Gian-Luzi: «Hast du die Frau gesehen, die den Flüchtlingspapa mit dem Kind gestöckelt hat?»
Marco: «Oh ja, was für eine Birne. Wie Don Quijote mit den Windmühlen stellt sie sich allein dem Flüchtlingsstrom entgegen. Stell dir vor, es gäbe noch mehr von dieser Sorte!»
Gian-Luzi: «Man müsste glatt einen Schiedsrichter an die Grenze bringen. Und das wäre dann eine klare rote Karte für die Reporter-Schnalle gewesen.»
Marco: «Und jetzt, was meinst du, kommen die jetzt auch zu uns?»
Gian-Luzi: «Die Stöckler?»
Marco: «Blödsinn. Die Flüchtlinge natürlich.»
Gian-Luzi: «Die sind doch schon da, irgendwo in einer Militärunterkunft auf der Alp. Man sieht sie halt einfach nicht.»
Marco: «Ist noch blöd. Immer wenn man irgendwo einen Schwarzen sieht, fragt man sich, ob das jetzt ein Flüchtling ist.»
Gian-Luzi: «Spielts eine Rolle? Was ändert das? Willst du sie etwa auch stöckeln?»
Marco: «Du Aff! Irgendwo hab ich gelesen, dass man Flüchtlinge anlächeln soll. Als Zeichen der Gastfreundschaft und so. Das versuch ich eigentlich immer.»
Gian-Luzi: «Find ich nett.»
Marco: «Man könnte auch ein Schild basteln, so im Stil von ‚Willkommen! Bei uns fliesst für alle Milch und Honig und Schoggi›.»
Gian-Luzi: «Viele flüssige Mittel…»
Marco: «Aber die Kinder tun einem schon leid. Ich meine, das eine vom Strand…»
Gian-Luzi: «Hör auf damit. Wenn solche Bilder zum Alltag werden, dann stumpfen wir noch voll ab. Dann hat niemand was davon.»
Marco: «Hä? Ist doch krass!»
Gian-Luzi: «Schon. Aber warum zeigen die das? In Afrika sterben jeden Tag x-Kinder vor Hunger. Das interessiert niemanden mehr. Ist doch Scheisse.»
Marco: «Das stimmt schon. Aber trotzdem gehen diese Bilder unter die Haut.»
Gian-Luzi: «Auf jeden Fall. Aber warum fährt ein Papa mit seinen kleinen Kindern bei völliger Dunkelheit in einem ‚quackliga Bötli‘ x-Kilometer übers stürmische Meer? Sind wir da etwa schuld daran?»

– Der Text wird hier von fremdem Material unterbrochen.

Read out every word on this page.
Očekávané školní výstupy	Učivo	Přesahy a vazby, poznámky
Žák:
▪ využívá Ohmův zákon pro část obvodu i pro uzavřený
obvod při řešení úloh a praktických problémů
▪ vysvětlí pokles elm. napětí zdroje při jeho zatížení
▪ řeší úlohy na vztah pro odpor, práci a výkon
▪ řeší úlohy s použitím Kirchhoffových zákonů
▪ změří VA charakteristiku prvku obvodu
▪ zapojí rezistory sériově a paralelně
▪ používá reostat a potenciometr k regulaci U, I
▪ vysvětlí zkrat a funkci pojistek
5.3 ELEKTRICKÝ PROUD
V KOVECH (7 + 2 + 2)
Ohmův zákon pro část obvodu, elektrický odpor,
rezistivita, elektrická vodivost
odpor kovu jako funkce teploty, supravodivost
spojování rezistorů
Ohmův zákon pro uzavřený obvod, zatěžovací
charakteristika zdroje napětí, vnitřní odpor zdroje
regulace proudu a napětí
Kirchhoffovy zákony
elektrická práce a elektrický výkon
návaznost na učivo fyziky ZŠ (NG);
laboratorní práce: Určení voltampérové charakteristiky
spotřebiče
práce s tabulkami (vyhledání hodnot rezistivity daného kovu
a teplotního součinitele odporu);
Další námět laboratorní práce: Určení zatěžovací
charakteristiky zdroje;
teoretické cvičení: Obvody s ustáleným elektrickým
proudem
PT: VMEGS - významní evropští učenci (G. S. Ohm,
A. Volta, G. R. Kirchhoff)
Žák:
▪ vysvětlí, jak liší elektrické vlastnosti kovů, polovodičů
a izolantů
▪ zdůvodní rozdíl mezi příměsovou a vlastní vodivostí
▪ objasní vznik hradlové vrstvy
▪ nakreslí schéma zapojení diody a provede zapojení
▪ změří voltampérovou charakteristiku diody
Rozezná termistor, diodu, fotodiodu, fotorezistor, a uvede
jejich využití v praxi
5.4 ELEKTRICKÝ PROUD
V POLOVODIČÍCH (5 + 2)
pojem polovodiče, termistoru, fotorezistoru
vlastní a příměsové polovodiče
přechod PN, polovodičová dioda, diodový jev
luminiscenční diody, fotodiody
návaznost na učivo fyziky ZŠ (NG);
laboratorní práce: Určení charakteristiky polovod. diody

Marco: «Keine Ahnung. Der Papa würde es heute sicher nicht mehr tun. Ich hoffe nur, das passiert nie mehr.»
Gian-Luzi: «Falsch, es passiert jeden Tag auf der Welt. Fragt sich nur, wie lange es geht, bis wir regelmässig solche Bilder sehen. Gäbe sicher noch mehr Quoten.»
Marco: «Ok, ich korrigiere mich. Ich hoffe nicht, dass das nie mehr passiert, sondern dass ich so was nie mehr sehen muss.»
Gian-Luzi: «Das ist bös, Marco.»
Wildmannli trinkt aus, sagt Tschau und geht nach Hause.